Thermal and acoustic performance evaluation of 3D-Printable PLA materials

Abstract

In this study, additive manufacturing or three dimensional (3D) printing technology was utilized to develop thermal and acoustic insulation materials. A 3D model was carefully designed to obtain thermal and acoustic insulation properties using Autodesk software and print the materials using QIDI X-PLUS 3D printer with precise and controlled shape and structure. Biodegradable PLA filament was used as printing ink. A comprehensive evaluation was conducted to check whether this new branch of technology is suitable for producing insulation materials. Testing results revealed that insulation materials produced from 3D printing technology have excellent thermal and acoustic insulation properties. The lowest obtained thermal conductivity value was 0.037 W/mK, and the maximum obtained sound transmission loss was 48.27 dB at 1600 Hz frequency. In case of physical properties, density of insulation panels ranges from 366.46 to 721.26 kg/m3, and porosity ranges from 43 to 71%. Life cycle cost (LCC) analysis was carried out to obtain the optimum insulation thickness, energy savings, and payback period of developed insulation materials for different locations in the USA. It was found that the optimum insulation thickness varies between 4 and 10 mm, energy savings varies between 45.0% and 67.2%, and payback period varies between 8.5 and 14.8 years. The effect of structural parameters (thickness, density, air permeability, and porosity) on insulation properties was also checked in order to obtain a relationship between structural parameters and insulation properties. It was found that both density and porosity have significant influence on insulation properties. Testing results also revealed that thermal and acoustic insulation properties follow opposite trends with the increase of density and porosity. The increase in density and decrease in porosity causes increase in acoustic insulation property, but decrease in thermal insulation property.

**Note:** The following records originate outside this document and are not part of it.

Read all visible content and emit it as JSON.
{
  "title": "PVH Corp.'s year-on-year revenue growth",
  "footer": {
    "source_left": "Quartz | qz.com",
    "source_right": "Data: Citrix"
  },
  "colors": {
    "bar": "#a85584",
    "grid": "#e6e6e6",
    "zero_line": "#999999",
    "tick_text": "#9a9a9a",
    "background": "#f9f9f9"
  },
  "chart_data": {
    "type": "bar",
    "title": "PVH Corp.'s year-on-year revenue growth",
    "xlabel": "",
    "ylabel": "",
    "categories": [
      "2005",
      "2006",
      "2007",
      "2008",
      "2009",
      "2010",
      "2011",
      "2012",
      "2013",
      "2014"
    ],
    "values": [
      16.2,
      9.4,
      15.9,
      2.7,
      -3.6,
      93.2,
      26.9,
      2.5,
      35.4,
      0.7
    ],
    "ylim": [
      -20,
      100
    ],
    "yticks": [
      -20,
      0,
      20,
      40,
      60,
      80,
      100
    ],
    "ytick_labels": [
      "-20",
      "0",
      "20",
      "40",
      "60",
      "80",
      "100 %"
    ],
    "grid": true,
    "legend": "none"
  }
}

A comparison was also made with commercially available acoustic and thermal insulation panels, and it was observed that produced 3D printed samples have better insulation properties. This indicates that developed materials have very good potential to be commercially used as building insulation materials. As produced insulation material has colored and glossy surfaces, it can be used in the interior or exterior of building walls and may also replace plasterboard or tiles of building walls.